Pensionen im Sparmodus: Meinl-Reisinger verteidigt den „moderaten Beitrag“

Pensionen im Sparmodus: Meinl-Reisinger verteidigt den „moderaten Beitrag“

Die Debatte um Österreichs Pensionen wird schärfer. Wie exxpress berichtet, verteidigt Außenministerin und NEOS-Chefin Beate Meinl-Reisinger mögliche Pensionsanpassungen unter der Inflationsrate als Beitrag zur Budgetsanierung. Konkret steht laut ORF im Raum, Pensionen in den kommenden Jahren um rund 0,25 Prozentpunkte unter der Inflation zu erhöhen. Das könnte der Regierung laut ORF mehr als 500 Millionen Euro bringen.

Ein kleiner Abschlag mit großer Wirkung

Meinl-Reisinger spricht laut ORF von einem „moderaten Beitrag“ der Pensionisten. Der Punkt ist politisch heikel: Für viele ältere Menschen ist die Pension die einzige Einkommensquelle. Wer dort unter der Teuerung bleibt, spart zwar im Budget, nimmt aber Kaufkraft aus dem Alltag.

Gleichzeitig verweist die Regierung auf die angespannte Finanzlage. Das Bundeskanzleramt hält zur Budgeteinigung 2027/28 fest, dass die Pensionen 2027 insgesamt um 2,4 Milliarden Euro steigen sollen. Trotzdem soll der Abschluss für die Jahre 2027 und 2028 ungefähr 0,25 Prozent unter der Inflationsrate liegen. Ein fertiges Modell soll laut Bundeskanzleramt erst nach Verhandlungen mit den Pensionistenverbänden präsentiert werden.

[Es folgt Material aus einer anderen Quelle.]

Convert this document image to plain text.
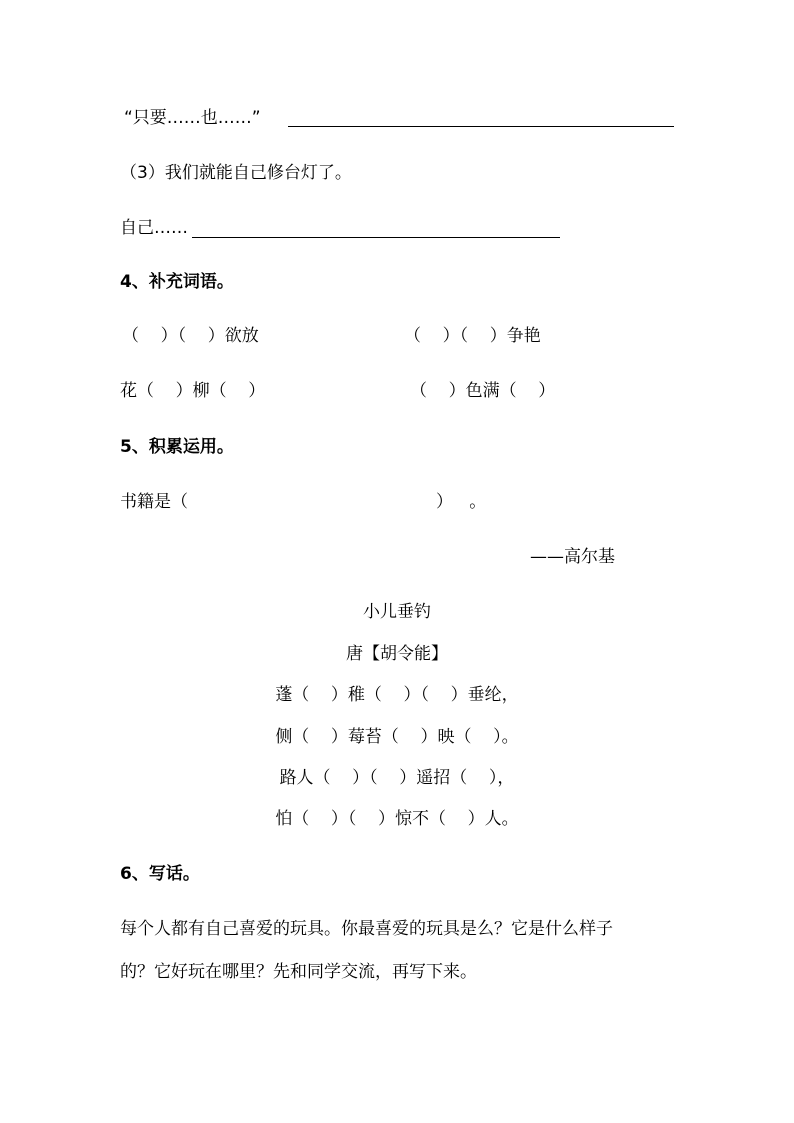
“只要……也……”
（3）我们就能自己修台灯了。
自己……
4、补充词语。
（    ）（    ）欲放	（    ）（    ）争艳
花（    ）柳（    ）	（    ）色满（    ）
5、积累运用。
书籍是（	）   。
——高尔基
小儿垂钓
唐【胡令能】
蓬（    ）稚（    ）（    ）垂纶，
侧（    ）莓苔（    ）映（    ）。
路人（    ）（    ）遥招（    ），
怕（    ）（    ）惊不（    ）人。
6、写话。
每个人都有自己喜爱的玩具。你最喜爱的玩具是么？它是什么样子
的？它好玩在哪里？先和同学交流，再写下来。
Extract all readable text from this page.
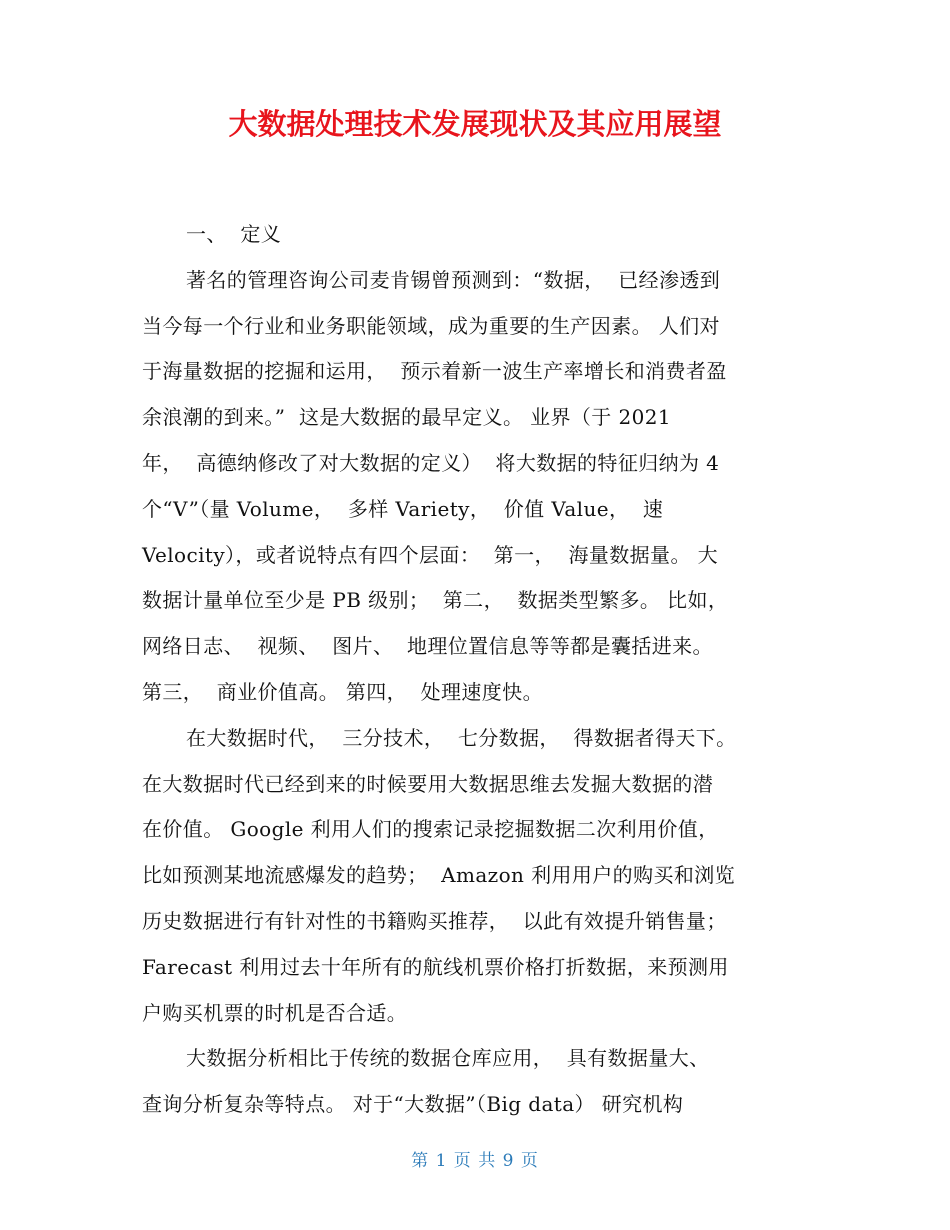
大数据处理技术发展现状及其应用展望
一、  定义
著名的管理咨询公司麦肯锡曾预测到：“数据，  已经渗透到
当今每一个行业和业务职能领域，成为重要的生产因素。 人们对
于海量数据的挖掘和运用，  预示着新一波生产率增长和消费者盈
余浪潮的到来。”  这是大数据的最早定义。 业界（于 2021
年，  高德纳修改了对大数据的定义）  将大数据的特征归纳为 4
个“V”（量 Volume，  多样 Variety，  价值 Value，  速
Velocity），或者说特点有四个层面：  第一，  海量数据量。 大
数据计量单位至少是 PB 级别；  第二，  数据类型繁多。 比如，
网络日志、  视频、  图片、  地理位置信息等等都是囊括进来。
第三，  商业价值高。 第四，  处理速度快。
在大数据时代，  三分技术，  七分数据，  得数据者得天下。
在大数据时代已经到来的时候要用大数据思维去发掘大数据的潜
在价值。 Google 利用人们的搜索记录挖掘数据二次利用价值，
比如预测某地流感爆发的趋势；  Amazon 利用用户的购买和浏览
历史数据进行有针对性的书籍购买推荐，  以此有效提升销售量；
Farecast 利用过去十年所有的航线机票价格打折数据，来预测用
户购买机票的时机是否合适。
大数据分析相比于传统的数据仓库应用，  具有数据量大、
查询分析复杂等特点。 对于“大数据”（Big data） 研究机构
第 1 页 共 9 页
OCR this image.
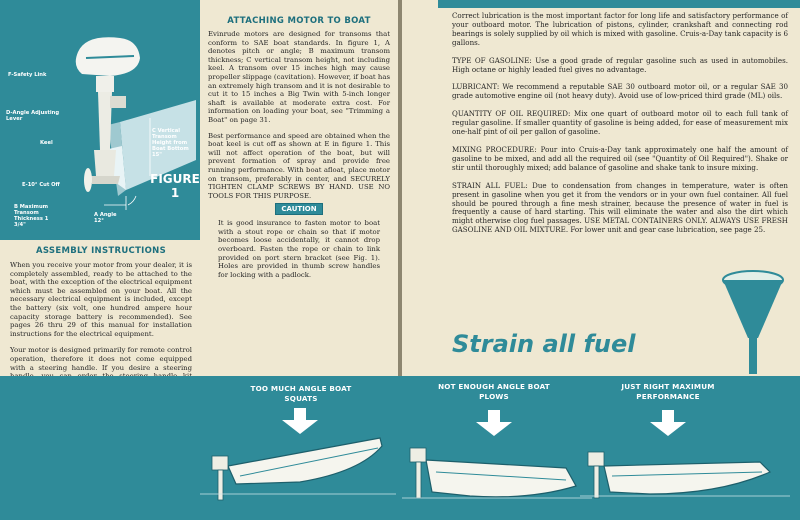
F-Safety Link
D-Angle Adjusting Lever
Keel
E-10° Cut Off
B Maximum Transom Thickness 1 3/4"
A Angle 12°
C Vertical Transom Height from Boat Bottom 15"
FIGURE 1

ASSEMBLY INSTRUCTIONS

When you receive your motor from your dealer, it is completely assembled, ready to be attached to the boat, with the exception of the electrical equipment which must be assembled on your boat. All the necessary electrical equipment is included, except the battery (six volt, one hundred ampere hour capacity storage battery is recommended). See pages 26 thru 29 of this manual for installation instructions for the electrical equipment.

Your motor is designed primarily for remote control operation, therefore it does not come equipped with a steering handle. If you desire a steering

ATTACHING MOTOR TO BOAT

Evinrude motors are designed for transoms that conform to SAE boat standards. In figure 1, A denotes pitch or angle; B maximum transom thickness; C vertical transom height, not including keel. A transom over 15 inches high may cause propeller slippage (cavitation). However, if boat has an extremely high transom and it is not desirable to cut it to 15 inches a Big Twin with 5-inch longer shaft is available at moderate extra cost. For information on loading your boat, see "Trimming a Boat" on page 31.

Best performance and speed are obtained when the boat keel is cut off as shown at E in figure 1. This will not affect operation of the boat, but will prevent formation of spray and provide free running performance. With boat afloat, place motor on transom, preferably in center, and SECURELY TIGHTEN CLAMP SCREWS BY HAND. USE NO TOOLS FOR THIS PURPOSE.

CAUTION

It is good insurance to fasten motor to boat with a stout rope or chain so that if motor becomes loose accidentally, it cannot drop overboard. Fasten the rope or chain to link provided on port stern bracket (see Fig. 1). Holes are provided in thumb screw handles for locking with a padlock.

Correct lubrication is the most important factor for long life and satisfactory performance of your outboard motor. The lubrication of pistons, cylinder, crankshaft and connecting rod bearings is solely supplied by oil which is mixed with gasoline. Cruis-a-Day tank capacity is 6 gallons.

TYPE OF GASOLINE: Use a good grade of regular gasoline such as used in automobiles. High octane or highly leaded fuel gives no advantage.

LUBRICANT: We recommend a reputable SAE 30 outboard motor oil, or a regular SAE 30 grade automotive engine oil (not heavy duty). Avoid use of low-priced third grade (ML) oils.

QUANTITY OF OIL REQUIRED: Mix one quart of outboard motor oil to each full tank of regular gasoline. If smaller quantity of gasoline is being added, for ease of measurement mix one-half pint of oil per gallon of gasoline.

MIXING PROCEDURE: Pour into Cruis-a-Day tank approximately one half the amount of gasoline to be mixed, and add all the required oil (see "Quantity of Oil Required"). Shake or stir until thoroughly mixed; add balance of gasoline and shake tank to insure mixing.

STRAIN ALL FUEL: Due to condensation from changes in temperature, water is often present in gasoline when you get it from the vendors or in your own fuel container. All fuel should be poured through a fine mesh strainer, because the presence of water in fuel is frequently a cause of hard starting. This will eliminate the water and also the dirt which might otherwise clog fuel passages. USE METAL CONTAINERS ONLY. ALWAYS USE FRESH GASOLINE AND OIL MIXTURE. For lower unit and gear case lubrication, see page 25.

Strain all fuel
TOO MUCH ANGLE BOAT SQUATS
NOT ENOUGH ANGLE BOAT PLOWS
JUST RIGHT MAXIMUM PERFORMANCE
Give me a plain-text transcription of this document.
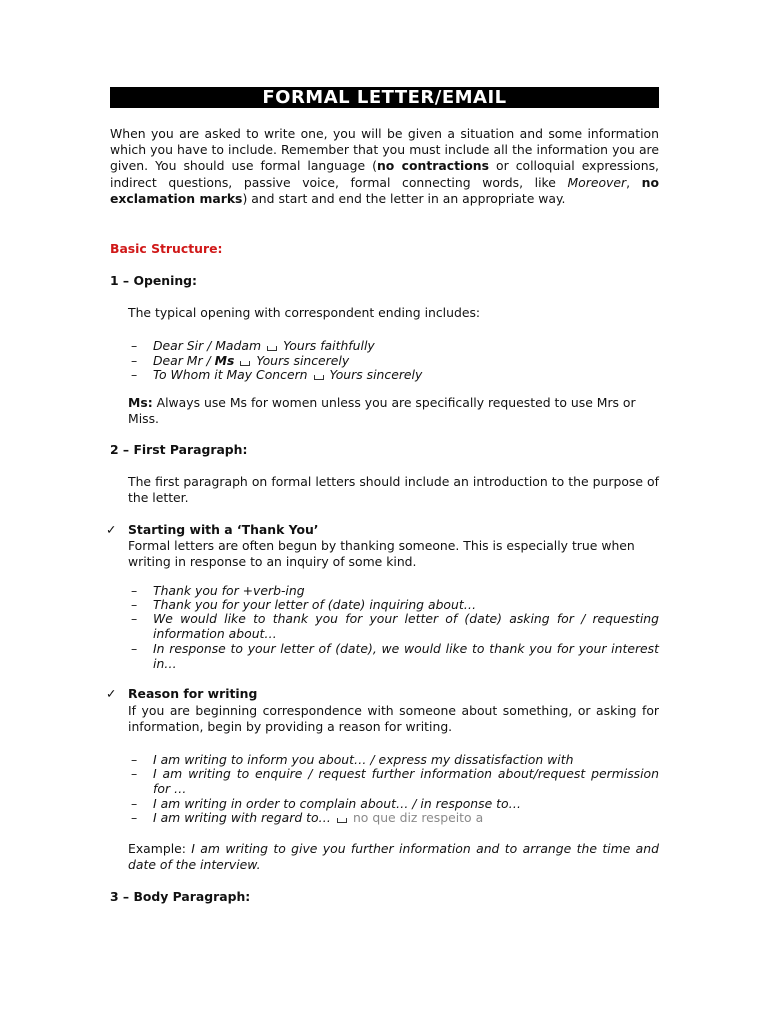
FORMAL LETTER/EMAIL
When you are asked to write one, you will be given a situation and some information which you have to include. Remember that you must include all the information you are given. You should use formal language (no contractions or colloquial expressions, indirect questions, passive voice, formal connecting words, like Moreover, no exclamation marks) and start and end the letter in an appropriate way.
Basic Structure:
1 – Opening:
The typical opening with correspondent ending includes:
– Dear Sir / Madam Yours faithfully
– Dear Mr / Ms Yours sincerely
– To Whom it May Concern Yours sincerely
Ms: Always use Ms for women unless you are specifically requested to use Mrs or Miss.
2 – First Paragraph:
The first paragraph on formal letters should include an introduction to the purpose of the letter.
✓ Starting with a ‘Thank You’
Formal letters are often begun by thanking someone. This is especially true when writing in response to an inquiry of some kind.
– Thank you for +verb-ing
– Thank you for your letter of (date) inquiring about…
– We would like to thank you for your letter of (date) asking for / requesting information about…
– In response to your letter of (date), we would like to thank you for your interest in…
✓ Reason for writing
If you are beginning correspondence with someone about something, or asking for information, begin by providing a reason for writing.
– I am writing to inform you about… / express my dissatisfaction with
– I am writing to enquire / request further information about/request permission for …
– I am writing in order to complain about… / in response to…
– I am writing with regard to… no que diz respeito a
Example: I am writing to give you further information and to arrange the time and date of the interview.
3 – Body Paragraph:
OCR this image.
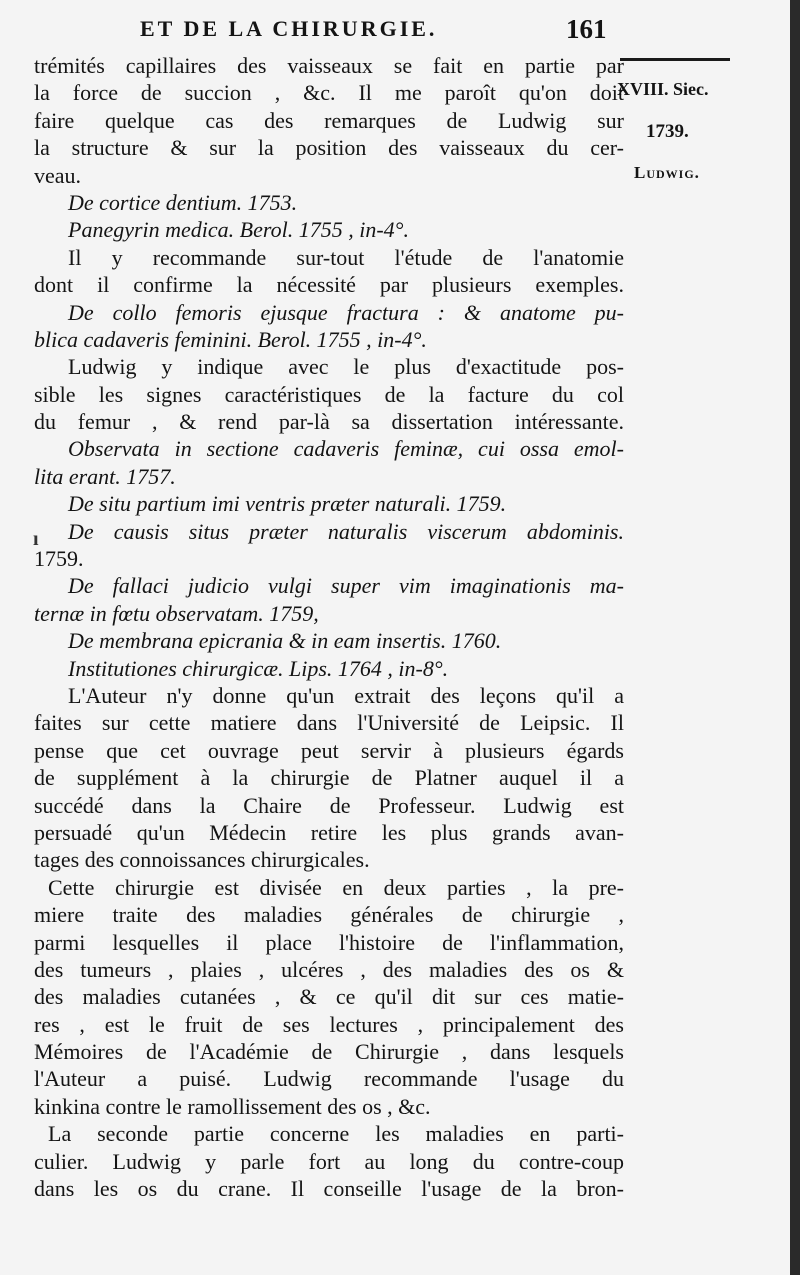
ET DE LA CHIRURGIE.	161
XVIII. Siec.
1739.
Ludwig.
ı
trémités capillaires des vaisseaux se fait en partie par
la force de succion , &c. Il me paroît qu'on doit
faire quelque cas des remarques de Ludwig sur
la structure & sur la position des vaisseaux du cer-
veau.
De cortice dentium. 1753.
Panegyrin medica. Berol. 1755 , in-4°.
Il y recommande sur-tout l'étude de l'anatomie
dont il confirme la nécessité par plusieurs exemples.
De collo femoris ejusque fractura : & anatome pu-
blica cadaveris feminini. Berol. 1755 , in-4°.
Ludwig y indique avec le plus d'exactitude pos-
sible les signes caractéristiques de la facture du col
du femur , & rend par-là sa dissertation intéressante.
Observata in sectione cadaveris feminæ, cui ossa emol-
lita erant. 1757.
De situ partium imi ventris præter naturali. 1759.
De causis situs præter naturalis viscerum abdominis.
1759.
De fallaci judicio vulgi super vim imaginationis ma-
ternæ in fœtu observatam. 1759,
De membrana epicrania & in eam insertis. 1760.
Institutiones chirurgicæ. Lips. 1764 , in-8°.
L'Auteur n'y donne qu'un extrait des leçons qu'il a
faites sur cette matiere dans l'Université de Leipsic. Il
pense que cet ouvrage peut servir à plusieurs égards
de supplément à la chirurgie de Platner auquel il a
succédé dans la Chaire de Professeur. Ludwig est
persuadé qu'un Médecin retire les plus grands avan-
tages des connoissances chirurgicales.
Cette chirurgie est divisée en deux parties , la pre-
miere traite des maladies générales de chirurgie ,
parmi lesquelles il place l'histoire de l'inflammation,
des tumeurs , plaies , ulcéres , des maladies des os &
des maladies cutanées , & ce qu'il dit sur ces matie-
res , est le fruit de ses lectures , principalement des
Mémoires de l'Académie de Chirurgie , dans lesquels
l'Auteur a puisé. Ludwig recommande l'usage du
kinkina contre le ramollissement des os , &c.
La seconde partie concerne les maladies en parti-
culier. Ludwig y parle fort au long du contre-coup
dans les os du crane. Il conseille l'usage de la bron-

Zwischen Budgetdisziplin und Vertrauensfrage

Der Konflikt ist damit klar: Die Regierung spricht von notwendiger Sanierung, Kritiker sehen einen Griff in die Geldbörse der Pensionisten. Besonders brisant ist, dass viele Betroffene kaum ausweichen können. Arbeitnehmer können verhandeln, den Job wechseln oder Überstunden machen. Pensionisten haben diese Möglichkeiten meist nicht.

Wie ORF ON zur Sendung „Zur Sache“ ankündigte, sollen Pensionisten insgesamt 550 Millionen Euro zum Doppelbudget 2027/28 beitragen. Diese Zahl passt zur Größenordnung, die auch der ORF in seiner aktuellen Berichterstattung nennt.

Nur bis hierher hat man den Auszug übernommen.